[Form 4] Elanco Animal Health Incorporated Insider Trading Activity
Rajeev A. Modi, Executive Vice President U.S. Pet Health and Global Digital Transformation at Elanco Animal Health Inc. (ELAN), reported a Section 16 transaction on 09/05/2025. The filing records an acquisition of 76.7564 deferred stock units (DSUs) at an indicated price of $18.43 per unit. Each DSU represents the right to receive one share of common stock or the cash equivalent and DSUs settle in cash or shares following termination of employment or in a specified future year under the Executive Deferral and Stock Match Plan. The report shows 6,891.0464 shares beneficially owned following the transaction. The Form 4 was signed by Amy C. Seidel as attorney-in-fact on 09/09/2025.
- Executive alignment with shareholders: DSUs tie compensation to company stock value and can align long-term incentives.
- Proper disclosure: Transaction was reported on Form 4 and signed by authorized attorney-in-fact, meeting Section 16 filing requirements.
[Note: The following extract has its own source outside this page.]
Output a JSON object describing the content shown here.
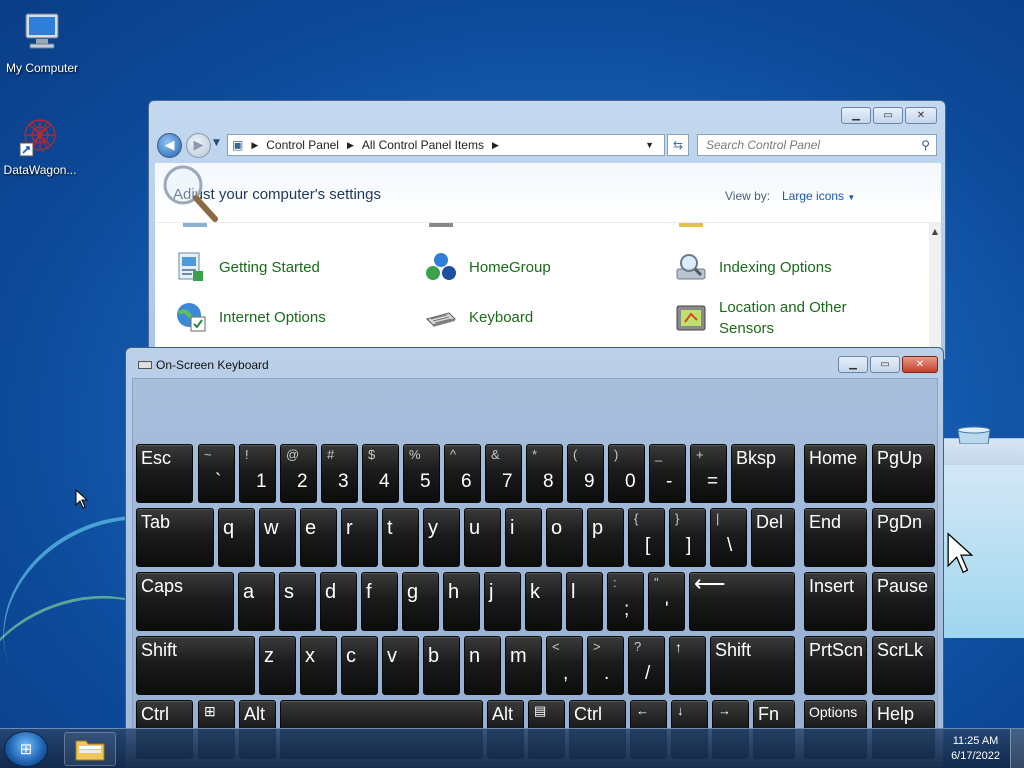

- No material buy signal: The DSU acquisition is a deferred compensation instrument rather than an open-market purchase, limiting interpretation as an immediate confidence vote.
- Timing and magnitude unclear: The filing does not state the aggregate dollar value or whether settlement will be in cash or shares, reducing transparency on near-term dilution impact.
Insights
TL;DR: Small equity award purchase via deferred stock units; limited immediate market impact but aligns executive pay with equity value.
The reported acquisition of 76.7564 DSUs at $18.43 per unit increases Rajeev Modi's beneficial holdings to 6,891.0464 shares. As DSUs settle in cash or stock upon termination or at a future date, this transaction reflects compensation deferral rather than an open-market buy that signals a near-term personal cash commitment to the stock. The dollar size implied by the reported per-unit price is modest relative to typical market-capitalization metrics for public companies, indicating the transaction is unlikely to materially affect ELAN's share dynamics or valuation.
TL;DR: Transaction appears routine under the company deferral plan and shows continued executive participation in equity-based compensation.
The Form 4 discloses DSUs granted or acquired under the Executive Deferral and Stock Match Plan that convert to cash or shares later. This is a standard mechanism to align senior executive incentives with shareholder outcomes while allowing deferred taxation or liquidity planning. The reporting via attorney-in-fact is properly documented. There is no indication of unusual timing, related-party re-pricing, or departures from established plan terms in the filing text.